文献类型：期刊文献

英文题名：Green Synthesis and Characterization of Gold Nanoparticles Using Lignin Nanoparticles

作者：Wang, Baobin[1] Yang, Guihua[1] Chen, Jiachuan[1] Fang, Guigan[2]

第一作者：Wang, Baobin

通信作者：Yang, GH[1];Fang, GG[2]|[a000589b6171897e30b38]房桂干;

机构：[1]Qilu Univ Technol, State Key Lab Biobased Mat & Green Papermaking, Shandong Acad Sci, Jinan 250353, Peoples R China;[2]Chinese Acad Forestry, Inst Chem Ind Forest Prod, Nanjing 210042, Peoples R China

年份：2020

卷号：10

期号：9

起止页码：1-12

外文期刊名：NANOMATERIALS

收录：;Scopus(收录号：2-s2.0-85091119575);WOS:【SCI-EXPANDED(收录号:WOS:000581351800001)】；

基金：The authors are grateful for the financial support from the National Key Research and Development Program of China (Grant No. 2017YFB0307900), the National Natural Science Foundation of China (Grant No. 31770628), the Provincial Key Research and Development Program of Shandong (Grant No. 2019JZZY010326), and the Taishan Scholars Program.

语种：英文

外文关键词：lignin nanoparticles (LNPs); gold nanoparticles (Au NPs); green synthesis; nanotechnology; functional material

摘要：With the development of nanotechnology, gold nanoparticles (Au NPs) have attracted enormous attention due to their special properties.
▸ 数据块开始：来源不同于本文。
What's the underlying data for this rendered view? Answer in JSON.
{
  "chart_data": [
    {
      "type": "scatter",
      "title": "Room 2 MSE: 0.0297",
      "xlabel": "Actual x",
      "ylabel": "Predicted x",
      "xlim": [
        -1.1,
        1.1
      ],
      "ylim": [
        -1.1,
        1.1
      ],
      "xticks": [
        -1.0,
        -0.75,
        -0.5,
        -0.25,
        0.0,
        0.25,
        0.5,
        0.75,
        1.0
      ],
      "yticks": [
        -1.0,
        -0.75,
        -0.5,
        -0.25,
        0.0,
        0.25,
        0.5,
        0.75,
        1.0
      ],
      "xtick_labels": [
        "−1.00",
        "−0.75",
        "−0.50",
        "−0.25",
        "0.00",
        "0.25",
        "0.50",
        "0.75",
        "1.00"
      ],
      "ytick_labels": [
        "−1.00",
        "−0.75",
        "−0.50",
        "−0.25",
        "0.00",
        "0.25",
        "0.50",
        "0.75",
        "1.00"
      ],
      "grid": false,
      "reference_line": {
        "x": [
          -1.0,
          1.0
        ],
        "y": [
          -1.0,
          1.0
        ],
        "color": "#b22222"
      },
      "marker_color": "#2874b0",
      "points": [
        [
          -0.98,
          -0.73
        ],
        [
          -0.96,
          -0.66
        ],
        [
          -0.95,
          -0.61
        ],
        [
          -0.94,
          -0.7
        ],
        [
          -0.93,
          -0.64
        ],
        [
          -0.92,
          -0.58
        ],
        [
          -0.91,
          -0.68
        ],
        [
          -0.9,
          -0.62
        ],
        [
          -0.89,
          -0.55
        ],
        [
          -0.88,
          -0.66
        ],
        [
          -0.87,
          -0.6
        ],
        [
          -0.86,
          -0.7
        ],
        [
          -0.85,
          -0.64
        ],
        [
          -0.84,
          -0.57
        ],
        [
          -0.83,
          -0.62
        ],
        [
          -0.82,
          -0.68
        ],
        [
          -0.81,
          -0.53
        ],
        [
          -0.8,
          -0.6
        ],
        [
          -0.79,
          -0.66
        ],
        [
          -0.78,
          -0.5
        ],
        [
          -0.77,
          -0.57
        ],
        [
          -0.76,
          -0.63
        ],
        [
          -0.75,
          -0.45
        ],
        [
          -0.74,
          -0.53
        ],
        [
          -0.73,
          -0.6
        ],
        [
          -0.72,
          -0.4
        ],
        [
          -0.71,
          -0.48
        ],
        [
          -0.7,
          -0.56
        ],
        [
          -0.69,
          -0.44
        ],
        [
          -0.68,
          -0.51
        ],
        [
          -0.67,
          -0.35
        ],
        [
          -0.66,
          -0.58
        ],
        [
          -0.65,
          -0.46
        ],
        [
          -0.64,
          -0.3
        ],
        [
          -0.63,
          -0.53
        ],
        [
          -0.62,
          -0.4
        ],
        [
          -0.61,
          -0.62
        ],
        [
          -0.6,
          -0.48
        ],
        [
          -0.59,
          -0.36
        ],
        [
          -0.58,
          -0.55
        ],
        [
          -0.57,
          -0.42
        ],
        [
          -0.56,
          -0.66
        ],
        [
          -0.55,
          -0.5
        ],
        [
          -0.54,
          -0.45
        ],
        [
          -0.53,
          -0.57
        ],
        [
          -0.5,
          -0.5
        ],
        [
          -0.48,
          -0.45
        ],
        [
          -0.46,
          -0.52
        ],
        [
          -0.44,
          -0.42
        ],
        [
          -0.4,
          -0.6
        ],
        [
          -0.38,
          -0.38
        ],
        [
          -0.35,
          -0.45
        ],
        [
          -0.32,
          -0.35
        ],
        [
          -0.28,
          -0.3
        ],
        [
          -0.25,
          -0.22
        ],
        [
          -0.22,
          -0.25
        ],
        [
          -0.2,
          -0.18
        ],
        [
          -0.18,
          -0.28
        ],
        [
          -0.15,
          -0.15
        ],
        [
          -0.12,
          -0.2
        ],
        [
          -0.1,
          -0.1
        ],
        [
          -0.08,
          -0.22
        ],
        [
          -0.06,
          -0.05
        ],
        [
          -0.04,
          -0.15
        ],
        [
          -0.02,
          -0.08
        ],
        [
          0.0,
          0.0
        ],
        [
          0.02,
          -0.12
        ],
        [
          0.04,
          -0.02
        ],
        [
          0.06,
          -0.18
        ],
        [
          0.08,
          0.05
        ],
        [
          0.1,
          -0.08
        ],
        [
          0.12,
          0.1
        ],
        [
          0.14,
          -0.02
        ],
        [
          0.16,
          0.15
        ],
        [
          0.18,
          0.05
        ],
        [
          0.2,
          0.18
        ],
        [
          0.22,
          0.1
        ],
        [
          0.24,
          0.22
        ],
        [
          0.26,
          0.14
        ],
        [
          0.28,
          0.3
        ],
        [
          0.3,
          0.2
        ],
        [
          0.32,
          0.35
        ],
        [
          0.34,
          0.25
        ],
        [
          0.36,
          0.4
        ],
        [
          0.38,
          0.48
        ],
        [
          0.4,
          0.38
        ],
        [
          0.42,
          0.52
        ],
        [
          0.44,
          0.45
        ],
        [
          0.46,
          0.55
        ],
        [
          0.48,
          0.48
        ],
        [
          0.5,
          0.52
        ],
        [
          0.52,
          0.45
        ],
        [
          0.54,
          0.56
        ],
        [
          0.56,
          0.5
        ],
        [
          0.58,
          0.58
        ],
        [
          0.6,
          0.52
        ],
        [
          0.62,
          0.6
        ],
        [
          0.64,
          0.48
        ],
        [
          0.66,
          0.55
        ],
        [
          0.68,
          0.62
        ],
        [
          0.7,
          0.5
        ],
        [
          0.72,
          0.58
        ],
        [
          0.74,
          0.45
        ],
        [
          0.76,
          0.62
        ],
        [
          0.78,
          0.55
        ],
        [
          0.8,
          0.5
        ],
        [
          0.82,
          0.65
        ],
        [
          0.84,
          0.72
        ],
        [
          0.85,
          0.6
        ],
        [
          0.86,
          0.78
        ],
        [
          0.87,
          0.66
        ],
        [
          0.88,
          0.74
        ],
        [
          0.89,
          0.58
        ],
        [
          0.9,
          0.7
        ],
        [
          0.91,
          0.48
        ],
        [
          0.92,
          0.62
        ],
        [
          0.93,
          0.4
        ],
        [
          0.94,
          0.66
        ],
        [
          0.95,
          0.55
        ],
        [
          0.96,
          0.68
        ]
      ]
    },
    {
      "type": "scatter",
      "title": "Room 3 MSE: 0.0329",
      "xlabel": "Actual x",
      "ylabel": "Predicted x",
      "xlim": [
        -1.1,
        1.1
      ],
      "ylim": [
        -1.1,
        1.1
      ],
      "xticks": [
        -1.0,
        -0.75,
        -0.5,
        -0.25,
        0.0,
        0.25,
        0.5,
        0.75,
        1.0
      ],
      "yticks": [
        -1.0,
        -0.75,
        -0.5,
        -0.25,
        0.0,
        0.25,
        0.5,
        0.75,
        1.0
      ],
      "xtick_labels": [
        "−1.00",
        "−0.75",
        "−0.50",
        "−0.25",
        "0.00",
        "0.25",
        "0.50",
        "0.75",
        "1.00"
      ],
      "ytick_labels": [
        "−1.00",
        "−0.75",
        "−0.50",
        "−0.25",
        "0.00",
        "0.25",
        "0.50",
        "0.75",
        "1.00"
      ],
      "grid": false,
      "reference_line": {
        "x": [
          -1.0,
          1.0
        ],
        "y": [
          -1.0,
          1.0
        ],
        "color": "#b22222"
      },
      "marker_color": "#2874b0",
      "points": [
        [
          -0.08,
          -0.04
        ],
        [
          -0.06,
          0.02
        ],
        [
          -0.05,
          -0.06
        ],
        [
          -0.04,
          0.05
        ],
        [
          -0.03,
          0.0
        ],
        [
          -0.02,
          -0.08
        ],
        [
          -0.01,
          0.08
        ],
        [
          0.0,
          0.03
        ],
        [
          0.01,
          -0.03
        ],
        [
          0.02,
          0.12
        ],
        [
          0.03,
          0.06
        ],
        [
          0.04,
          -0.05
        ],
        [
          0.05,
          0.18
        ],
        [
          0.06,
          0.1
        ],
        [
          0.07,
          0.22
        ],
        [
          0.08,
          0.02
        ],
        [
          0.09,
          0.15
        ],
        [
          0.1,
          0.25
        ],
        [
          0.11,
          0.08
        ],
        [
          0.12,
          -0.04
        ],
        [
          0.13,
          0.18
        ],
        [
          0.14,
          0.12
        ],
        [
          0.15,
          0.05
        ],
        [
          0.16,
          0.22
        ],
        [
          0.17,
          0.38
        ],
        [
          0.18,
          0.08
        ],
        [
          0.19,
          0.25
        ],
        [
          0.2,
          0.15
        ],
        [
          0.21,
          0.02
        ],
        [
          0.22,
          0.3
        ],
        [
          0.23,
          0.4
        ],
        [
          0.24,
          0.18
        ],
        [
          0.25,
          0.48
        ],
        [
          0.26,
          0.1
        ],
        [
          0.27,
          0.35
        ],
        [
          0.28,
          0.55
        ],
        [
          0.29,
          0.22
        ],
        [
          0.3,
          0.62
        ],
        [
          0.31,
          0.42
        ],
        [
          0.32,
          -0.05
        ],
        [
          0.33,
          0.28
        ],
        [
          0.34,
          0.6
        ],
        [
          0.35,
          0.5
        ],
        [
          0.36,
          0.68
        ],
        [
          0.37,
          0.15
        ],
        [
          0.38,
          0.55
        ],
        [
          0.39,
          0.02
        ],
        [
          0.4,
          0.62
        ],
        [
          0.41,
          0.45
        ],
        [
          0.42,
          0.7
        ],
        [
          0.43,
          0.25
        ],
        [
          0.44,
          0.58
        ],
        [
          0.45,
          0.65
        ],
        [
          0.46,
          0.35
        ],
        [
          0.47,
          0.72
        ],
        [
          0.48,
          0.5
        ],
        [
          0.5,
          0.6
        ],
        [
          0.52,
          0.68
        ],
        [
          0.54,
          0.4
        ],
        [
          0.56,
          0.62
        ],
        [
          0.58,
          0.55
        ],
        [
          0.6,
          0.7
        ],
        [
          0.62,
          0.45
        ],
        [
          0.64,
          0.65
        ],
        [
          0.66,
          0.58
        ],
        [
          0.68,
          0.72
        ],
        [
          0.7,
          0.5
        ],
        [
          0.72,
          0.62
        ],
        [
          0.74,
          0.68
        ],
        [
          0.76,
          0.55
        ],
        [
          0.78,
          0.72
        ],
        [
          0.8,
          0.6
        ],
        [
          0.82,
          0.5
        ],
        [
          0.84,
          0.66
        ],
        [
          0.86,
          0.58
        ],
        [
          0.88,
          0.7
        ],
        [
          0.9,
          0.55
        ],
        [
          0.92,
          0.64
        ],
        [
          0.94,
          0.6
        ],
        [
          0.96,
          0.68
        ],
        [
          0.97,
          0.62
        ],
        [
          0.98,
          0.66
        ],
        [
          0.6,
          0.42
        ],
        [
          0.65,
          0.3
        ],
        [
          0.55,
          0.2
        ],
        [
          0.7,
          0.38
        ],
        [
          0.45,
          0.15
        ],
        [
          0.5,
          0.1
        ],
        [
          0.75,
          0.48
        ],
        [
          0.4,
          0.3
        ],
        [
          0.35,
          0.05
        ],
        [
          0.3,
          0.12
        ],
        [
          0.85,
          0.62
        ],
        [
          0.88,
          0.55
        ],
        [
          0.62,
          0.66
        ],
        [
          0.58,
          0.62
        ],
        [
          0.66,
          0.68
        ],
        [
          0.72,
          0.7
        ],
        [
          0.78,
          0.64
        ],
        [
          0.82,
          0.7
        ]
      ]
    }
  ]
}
The green synthesis of Au NPs from lignin would inspire the utilization of lignin and its related functional materials. In this study, a rapid preparation process of Au NPs was investigated by utilizing lignin nanoparticles (LNPs) under room temperature without chemical addition. The LNPs acted as a reducing agent, stabilizing agent, and template for the preparation of LNPs@AuNPs. The obtained LNPs@AuNPs were characterized by UV-Vis spectrum, Transmission Electron Microscope (TEM), and X-ray photoelectron spectroscopy (XPS). The possible mechanism was illustrated by Fourier Transform Infrared Spectroscopy (FT-IR), P-31, XPS, and UV analyses. The abundant hydroxyl groups (24.96 mmol/g) favored the preparation of Au NPs. Au NPs diameters of 10-30 nm were well dispersed in the LNPs. The optimal reaction conditions were a ratio of 10 mg of LNPs to 0.05 mmol HAuCl4, room temperature, and a reaction time of 30 min. The LNPs@AuNPs exhibited excellent stability in the suspension for more than seven days. The reduction process could be related to the disruption of side chains of lignin, hydroxyl group oxidation, and hydroquinones and quinones from the comproportionation reaction. The LNPs@AuNPs would open a door for the design of Au NP/lignin-derived novel functional materials.